Grass-Fed Meat: The Sticker Shock
There’s one huge advantage to grain-fed meat (for the consumer): it’s cheap.
Well, actually, it’s not. The sticker price is low, because the factory farmers don’t actually pay the whole cost of raising the animal. They rely on your tax money to pay…
- Cleanup for the manure that routinely spills out into lakes and rivers.
- The medical bills when you get sick from that manure before it gets cleaned up.
- Research to deal with antibiotic resistance caused by use of preventative antibiotics in crowded farms.
- Corn and soy subsidies that make grains cheap.
These are called externalities: costs that the food industry sneakily passes along to you. So you do actually pay for them, just not at the grocery store.
But the problem is that people who buy grass-fed meat have to pay the sticker price for the cow they eat, plus all the externalities: the tax bill for cleaning up after the factory farms, researching new antibiotics, and corn subsidies. Until everyone starts eating grass-fed meat, people who eat it are paying twice.
Many people can afford to pay that, or could easily afford it if they ate out less and made coffee at home.
But other people can barely afford to pay once, much less twice. It’s not about giving up Starbucks or a new purse for them; if they wanted to buy grass-fed meat, they’d have to let the electricity go off or run short on the rent.
If this is you, do NOT feel guilty about eating whatever you can. You are not the problem.The problem is a combination of meat industry lobbyists, corrupt government officials, outdated corn subsidies dating back to World War II, bad science, people who do have money but just don’t care, and crony capitalism run amok. You live in a food system that is violent and horrible, but the problem is with the food system, not with you. You’re doing the best you can in an unfair world, and you’re not responsible for single-handedly fixing all the unfairness that you were born into.

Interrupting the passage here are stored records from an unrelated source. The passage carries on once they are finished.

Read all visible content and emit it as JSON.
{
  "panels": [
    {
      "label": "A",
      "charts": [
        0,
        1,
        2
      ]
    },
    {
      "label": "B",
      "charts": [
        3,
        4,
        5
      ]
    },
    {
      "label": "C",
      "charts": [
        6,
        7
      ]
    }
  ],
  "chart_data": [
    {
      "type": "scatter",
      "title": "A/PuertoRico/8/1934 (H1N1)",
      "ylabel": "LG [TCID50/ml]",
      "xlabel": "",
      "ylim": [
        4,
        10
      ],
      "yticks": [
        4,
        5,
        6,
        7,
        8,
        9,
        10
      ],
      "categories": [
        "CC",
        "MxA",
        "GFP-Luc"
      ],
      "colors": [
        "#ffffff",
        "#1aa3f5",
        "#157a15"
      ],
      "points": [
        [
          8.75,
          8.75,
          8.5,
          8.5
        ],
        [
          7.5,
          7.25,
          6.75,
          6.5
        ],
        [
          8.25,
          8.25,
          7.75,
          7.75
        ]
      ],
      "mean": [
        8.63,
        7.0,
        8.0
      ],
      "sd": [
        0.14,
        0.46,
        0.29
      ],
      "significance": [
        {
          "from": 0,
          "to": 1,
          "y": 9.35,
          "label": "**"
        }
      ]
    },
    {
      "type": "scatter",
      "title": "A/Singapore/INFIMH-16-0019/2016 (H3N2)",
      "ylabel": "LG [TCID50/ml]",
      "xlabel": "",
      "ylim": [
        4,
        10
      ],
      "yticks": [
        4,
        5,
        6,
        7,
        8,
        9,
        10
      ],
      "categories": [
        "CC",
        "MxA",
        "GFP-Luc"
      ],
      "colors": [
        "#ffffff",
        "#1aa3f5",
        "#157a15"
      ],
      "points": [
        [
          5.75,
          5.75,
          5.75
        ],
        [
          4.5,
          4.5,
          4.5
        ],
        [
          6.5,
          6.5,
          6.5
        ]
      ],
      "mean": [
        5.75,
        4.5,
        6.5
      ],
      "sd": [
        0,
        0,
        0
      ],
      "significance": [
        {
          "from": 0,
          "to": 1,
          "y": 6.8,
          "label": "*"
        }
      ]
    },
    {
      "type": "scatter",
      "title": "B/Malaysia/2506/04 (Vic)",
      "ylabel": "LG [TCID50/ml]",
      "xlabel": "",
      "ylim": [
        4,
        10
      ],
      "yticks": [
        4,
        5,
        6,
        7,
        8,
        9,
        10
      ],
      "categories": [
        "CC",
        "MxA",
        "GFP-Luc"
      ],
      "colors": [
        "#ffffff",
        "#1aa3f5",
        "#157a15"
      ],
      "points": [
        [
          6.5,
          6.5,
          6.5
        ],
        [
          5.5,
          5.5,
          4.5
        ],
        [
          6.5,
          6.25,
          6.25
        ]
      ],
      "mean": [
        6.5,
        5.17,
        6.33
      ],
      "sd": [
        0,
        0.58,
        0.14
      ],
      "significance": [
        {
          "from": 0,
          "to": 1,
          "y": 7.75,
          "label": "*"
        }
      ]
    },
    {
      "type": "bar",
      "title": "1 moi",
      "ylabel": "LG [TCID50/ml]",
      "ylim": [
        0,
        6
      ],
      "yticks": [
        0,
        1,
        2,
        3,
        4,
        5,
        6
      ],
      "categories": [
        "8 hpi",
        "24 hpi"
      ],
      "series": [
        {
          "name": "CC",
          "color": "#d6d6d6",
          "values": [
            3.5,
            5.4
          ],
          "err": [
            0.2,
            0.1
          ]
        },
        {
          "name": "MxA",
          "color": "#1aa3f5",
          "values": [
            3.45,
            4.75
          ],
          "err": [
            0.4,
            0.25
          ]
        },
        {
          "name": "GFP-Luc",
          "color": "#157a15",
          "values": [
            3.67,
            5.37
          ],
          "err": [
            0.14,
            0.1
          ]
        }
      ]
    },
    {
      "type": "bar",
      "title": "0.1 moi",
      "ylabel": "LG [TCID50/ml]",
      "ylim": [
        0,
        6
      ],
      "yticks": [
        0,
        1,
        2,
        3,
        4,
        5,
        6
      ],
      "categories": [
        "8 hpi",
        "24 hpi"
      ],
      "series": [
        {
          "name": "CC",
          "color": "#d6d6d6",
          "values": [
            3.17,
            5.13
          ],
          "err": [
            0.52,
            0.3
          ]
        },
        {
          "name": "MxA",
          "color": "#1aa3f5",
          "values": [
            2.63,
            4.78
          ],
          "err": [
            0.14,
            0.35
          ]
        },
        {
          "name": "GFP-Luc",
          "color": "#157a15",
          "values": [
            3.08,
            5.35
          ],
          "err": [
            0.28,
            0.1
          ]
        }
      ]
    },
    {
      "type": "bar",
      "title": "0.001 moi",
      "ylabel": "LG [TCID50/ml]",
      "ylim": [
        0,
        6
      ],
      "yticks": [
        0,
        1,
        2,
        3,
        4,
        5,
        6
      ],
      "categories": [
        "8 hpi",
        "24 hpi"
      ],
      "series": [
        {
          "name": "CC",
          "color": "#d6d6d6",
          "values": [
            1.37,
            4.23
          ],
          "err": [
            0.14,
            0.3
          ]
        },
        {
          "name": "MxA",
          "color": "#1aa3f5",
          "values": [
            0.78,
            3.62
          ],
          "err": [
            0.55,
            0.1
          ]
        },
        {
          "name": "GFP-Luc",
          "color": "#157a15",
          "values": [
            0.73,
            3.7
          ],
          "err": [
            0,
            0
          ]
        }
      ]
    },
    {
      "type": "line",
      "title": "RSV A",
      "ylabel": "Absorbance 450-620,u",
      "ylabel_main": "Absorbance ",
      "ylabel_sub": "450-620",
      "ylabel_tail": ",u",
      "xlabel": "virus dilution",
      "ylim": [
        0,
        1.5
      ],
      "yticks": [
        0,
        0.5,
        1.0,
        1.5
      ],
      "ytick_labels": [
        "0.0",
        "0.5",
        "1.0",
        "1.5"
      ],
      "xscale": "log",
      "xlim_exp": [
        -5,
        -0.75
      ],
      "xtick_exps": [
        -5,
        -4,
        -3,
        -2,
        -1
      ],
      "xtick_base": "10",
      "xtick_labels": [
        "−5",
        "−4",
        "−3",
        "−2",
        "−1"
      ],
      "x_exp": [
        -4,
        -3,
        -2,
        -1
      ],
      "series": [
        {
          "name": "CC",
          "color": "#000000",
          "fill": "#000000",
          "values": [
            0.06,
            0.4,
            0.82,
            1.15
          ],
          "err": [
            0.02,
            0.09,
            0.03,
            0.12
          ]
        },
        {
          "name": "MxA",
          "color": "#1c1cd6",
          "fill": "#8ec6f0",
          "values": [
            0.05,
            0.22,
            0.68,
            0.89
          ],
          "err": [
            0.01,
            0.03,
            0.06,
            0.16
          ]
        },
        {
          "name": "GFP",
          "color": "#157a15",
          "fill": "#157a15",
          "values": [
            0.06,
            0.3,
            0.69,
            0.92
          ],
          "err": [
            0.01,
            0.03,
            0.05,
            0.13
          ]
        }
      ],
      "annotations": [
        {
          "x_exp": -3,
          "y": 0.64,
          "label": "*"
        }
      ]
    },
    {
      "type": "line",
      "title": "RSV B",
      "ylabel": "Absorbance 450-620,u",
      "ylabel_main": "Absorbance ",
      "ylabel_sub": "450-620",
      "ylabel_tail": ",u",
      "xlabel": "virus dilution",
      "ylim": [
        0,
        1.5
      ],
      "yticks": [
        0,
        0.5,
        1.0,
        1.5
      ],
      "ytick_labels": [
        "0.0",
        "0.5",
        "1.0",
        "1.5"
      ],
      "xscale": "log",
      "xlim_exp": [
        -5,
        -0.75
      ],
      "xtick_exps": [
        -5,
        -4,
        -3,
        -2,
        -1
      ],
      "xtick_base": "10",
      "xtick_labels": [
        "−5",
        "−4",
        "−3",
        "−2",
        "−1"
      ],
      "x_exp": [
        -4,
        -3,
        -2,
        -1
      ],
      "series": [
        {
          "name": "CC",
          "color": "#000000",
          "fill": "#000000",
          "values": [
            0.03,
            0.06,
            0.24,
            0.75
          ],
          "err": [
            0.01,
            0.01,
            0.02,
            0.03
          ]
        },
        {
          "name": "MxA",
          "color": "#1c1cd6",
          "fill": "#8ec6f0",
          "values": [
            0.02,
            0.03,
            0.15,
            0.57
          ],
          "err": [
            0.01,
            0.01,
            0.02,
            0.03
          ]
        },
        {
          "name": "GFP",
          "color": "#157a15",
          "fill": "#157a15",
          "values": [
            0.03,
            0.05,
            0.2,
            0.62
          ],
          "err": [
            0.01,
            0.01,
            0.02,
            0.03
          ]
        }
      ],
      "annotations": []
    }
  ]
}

Nutritionally speaking, it’s still better to eat grain-fed meat than to eat grains. Here are some strategies for making the nutritional best of a bad situation.
Summing it Up
Grass-fed beef is important. It’s nutritionally superior, it’s environmentally sustainable, it doesn’t breed antibiotic-resistant bacteria, and it doesn’t involve stomach-turning amounts of cruelty to animals.
Unfortunately, it’s also an economic privilege. If you can afford it, support it. If you can’t afford it, please don’t take any of this as a guilt trip – it’s not. We all live in a food system that’s based on violence and cruelty from top to bottom. That food system was here before you were born, and you’re not responsible for its existence! Do what you can, and if you want to do something for free, call your elected representatives and tell them to stand up to the industrial agriculture lobby!
Now for the practical side:
- Buy grass-fed meat straight from a farmer (best), at a co-op or local food store (pretty great), or at most grocery stores (but watch out for misleading labels! Here’s a guide to interpreting meat labels.)
- Don’t make it more expensive than it has to be: look for budget-friendly cuts, ask your farmer about a meat CSA, and try the odd bits.